Dive Brief:
- UPDATE: RadioShack won court clearance last week to exit its second trip to bankruptcy court since 2015. The restructured electronics retailer will exist primarily online and through its dealer network, according to the company's reorganization plan.
- RadioShack's operator, General Wireless Operations, plans to hold on to the company's warehouse, e-commerce site and dealer network operations, and just a handful of company-owned stores — up to 28 — according to court documents. The pared down RadioShack expects to generate gross revenue of $12 million in 2017, $15 million in 2018 and $17.5 million in 2020, the company said in a court filing last year. On exit, RadioShack's debtors — specifically, its second-lien lenders — will own the company in its entirety, according to court filings.

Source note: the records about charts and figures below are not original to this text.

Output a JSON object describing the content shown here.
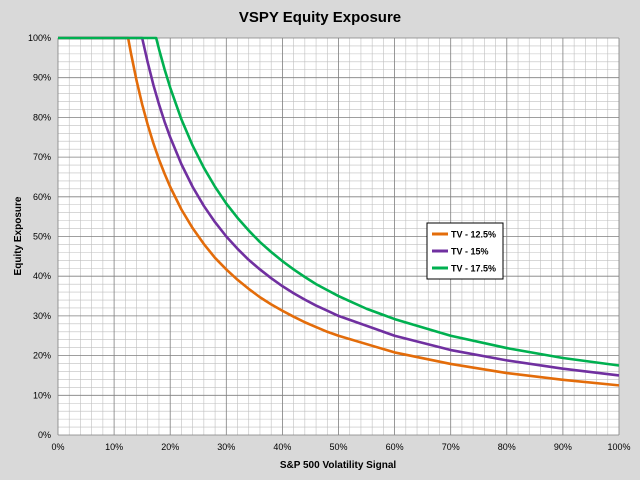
{
  "chart_data": {
    "type": "line",
    "title": "VSPY Equity Exposure",
    "xlabel": "S&P 500 Volatility Signal",
    "ylabel": "Equity Exposure",
    "xlim": [
      0,
      100
    ],
    "ylim": [
      0,
      100
    ],
    "x_ticks": [
      "0%",
      "10%",
      "20%",
      "30%",
      "40%",
      "50%",
      "60%",
      "70%",
      "80%",
      "90%",
      "100%"
    ],
    "y_ticks": [
      "0%",
      "10%",
      "20%",
      "30%",
      "40%",
      "50%",
      "60%",
      "70%",
      "80%",
      "90%",
      "100%"
    ],
    "grid": true,
    "legend_position": "right-middle",
    "series": [
      {
        "name": "TV - 12.5%",
        "color": "#e36c0a",
        "x": [
          0,
          12.5,
          13,
          14,
          15,
          16,
          17,
          18,
          19,
          20,
          22,
          24,
          26,
          28,
          30,
          32,
          34,
          36,
          38,
          40,
          42,
          44,
          46,
          48,
          50,
          60,
          70,
          80,
          90,
          100
        ],
        "y": [
          100,
          100,
          96.2,
          89.3,
          83.3,
          78.1,
          73.5,
          69.4,
          65.8,
          62.5,
          56.8,
          52.1,
          48.1,
          44.6,
          41.7,
          39.1,
          36.8,
          34.7,
          32.9,
          31.3,
          29.8,
          28.4,
          27.2,
          26.0,
          25.0,
          20.8,
          17.9,
          15.6,
          13.9,
          12.5
        ]
      },
      {
        "name": "TV - 15%",
        "color": "#7030a0",
        "x": [
          0,
          15,
          16,
          17,
          18,
          19,
          20,
          22,
          24,
          26,
          28,
          30,
          32,
          34,
          36,
          38,
          40,
          42,
          44,
          46,
          48,
          50,
          60,
          70,
          80,
          90,
          100
        ],
        "y": [
          100,
          100,
          93.8,
          88.2,
          83.3,
          78.9,
          75.0,
          68.2,
          62.5,
          57.7,
          53.6,
          50.0,
          46.9,
          44.1,
          41.7,
          39.5,
          37.5,
          35.7,
          34.1,
          32.6,
          31.3,
          30.0,
          25.0,
          21.4,
          18.8,
          16.7,
          15.0
        ]
      },
      {
        "name": "TV - 17.5%",
        "color": "#00b050",
        "x": [
          0,
          17.5,
          18,
          19,
          20,
          22,
          24,
          26,
          28,
          30,
          32,
          34,
          36,
          38,
          40,
          42,
          44,
          46,
          48,
          50,
          52,
          55,
          60,
          70,
          80,
          90,
          100
        ],
        "y": [
          100,
          100,
          97.2,
          92.1,
          87.5,
          79.5,
          72.9,
          67.3,
          62.5,
          58.3,
          54.7,
          51.5,
          48.6,
          46.1,
          43.8,
          41.7,
          39.8,
          38.0,
          36.5,
          35.0,
          33.7,
          31.8,
          29.2,
          25.0,
          21.9,
          19.4,
          17.5
        ]
      }
    ]
  }
}
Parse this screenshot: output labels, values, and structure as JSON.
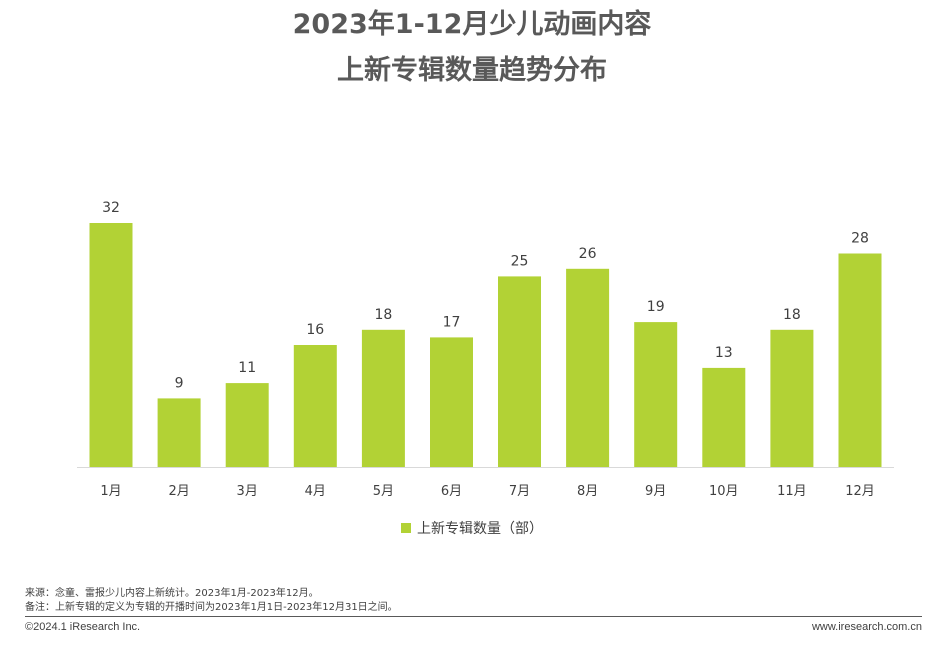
{
  "title_line1": "2023年1-12月少儿动画内容",
  "title_line2": "上新专辑数量趋势分布",
  "chart_data": {
    "type": "bar",
    "title": "2023年1-12月少儿动画内容上新专辑数量趋势分布",
    "categories": [
      "1月",
      "2月",
      "3月",
      "4月",
      "5月",
      "6月",
      "7月",
      "8月",
      "9月",
      "10月",
      "11月",
      "12月"
    ],
    "series": [
      {
        "name": "上新专辑数量（部）",
        "values": [
          32,
          9,
          11,
          16,
          18,
          17,
          25,
          26,
          19,
          13,
          18,
          28
        ]
      }
    ],
    "xlabel": "",
    "ylabel": "",
    "ylim": [
      0,
      35
    ],
    "grid": false,
    "legend_position": "bottom",
    "bar_color": "#b2d235"
  },
  "legend": {
    "label": "上新专辑数量（部）"
  },
  "notes": {
    "source": "来源：念童、雷报少儿内容上新统计。2023年1月-2023年12月。",
    "remark": "备注：上新专辑的定义为专辑的开播时间为2023年1月1日-2023年12月31日之间。"
  },
  "footer": {
    "copyright": "©2024.1 iResearch Inc.",
    "website": "www.iresearch.com.cn"
  }
}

- The retailer will hold about $23 million in remaining debt, issued through new second-lien notes and secured by the company's remaining assets. According to Law360, an attorney for RadioShack told a judge at a hearing in October that it will create a litigation trust to pursue claims against Sprint, a partner in a co-branding partnership that RadioShack alleges failed to live up to its part of the deal. In December, former RadioShack employees sought class certification to sue their former employer for mass layoffs amid store closures, according to Law360.
Dive Insight:
Once a mecca for do-it-yourselfers, RadioShack's second bankruptcy will leave its storefront presence all but nonexistent.
The company entered Chapter 11, for the second time, in March with about 1,300 stores and immediate plans to close about 200. That was down from the 4,400 stores, with some 21,000 employees, the retailer operated when it filed for bankruptcy the first time. The company emerged from bankruptcy two years ago as a private company through a sale to hedge fund Standard General.
CEO Dene Rogers blamed poor performance of mobility sales for thwarting further progress for the retailer. RadioShack also failed to find any way to dent the increasing dominance of Amazon, which accounted for 90% of the $5.6 billion growth in U.S. consumer electronics in 2015, according to Deutsche Bank. At the time of the March bankruptcy announcement, RadioShack was reported to be in talks with Sprint, which helps run about a third of its brick-and-mortar operations in co-branded stores, to evaluate its options for stores.
That relationship has soured, at least in court. Creditors of RadioShack alleged in a lawsuit this summer that Sprint used confidential information from their in-store partnership, forged amid RadioShack's 2015 bankruptcy and reorganization, to open its own competing mobile phone stores, according to Reuters.
The lawsuit also accuses Sprint of failing to make good on obligations to provide inventory that were part of the deal, according to Reuters. RadioShack creditors said Sprint's actions led to nearly 6,000 lost jobs as the company closed its stores during bankruptcy. The suit initially asked for $500 million in damages. A Sprint spokesperson told Retail Dive in a July statement, "We're disappointed the creditors' committee took this action, and we expect to defend the matter vigorously."
The deal with Sprint was supposed to give RadioShack a lifeline and mobile products inventory while providing Sprint access to RadioShack's broad real estate footprint and well-known electronics name. It was key to the restructuring plan working and the deal's failure led to a second filing, according to the retailer.
RadioShack is just one of a handful of retailers with the dubious distinction of having made their second trip to bankruptcy court recently. The list also includes American Apparel, Wet Seal and Eastern Outfitters. As we've seen this year, retail bankruptcies can have a wide range of outcomes — but liquidation is historically the most common result.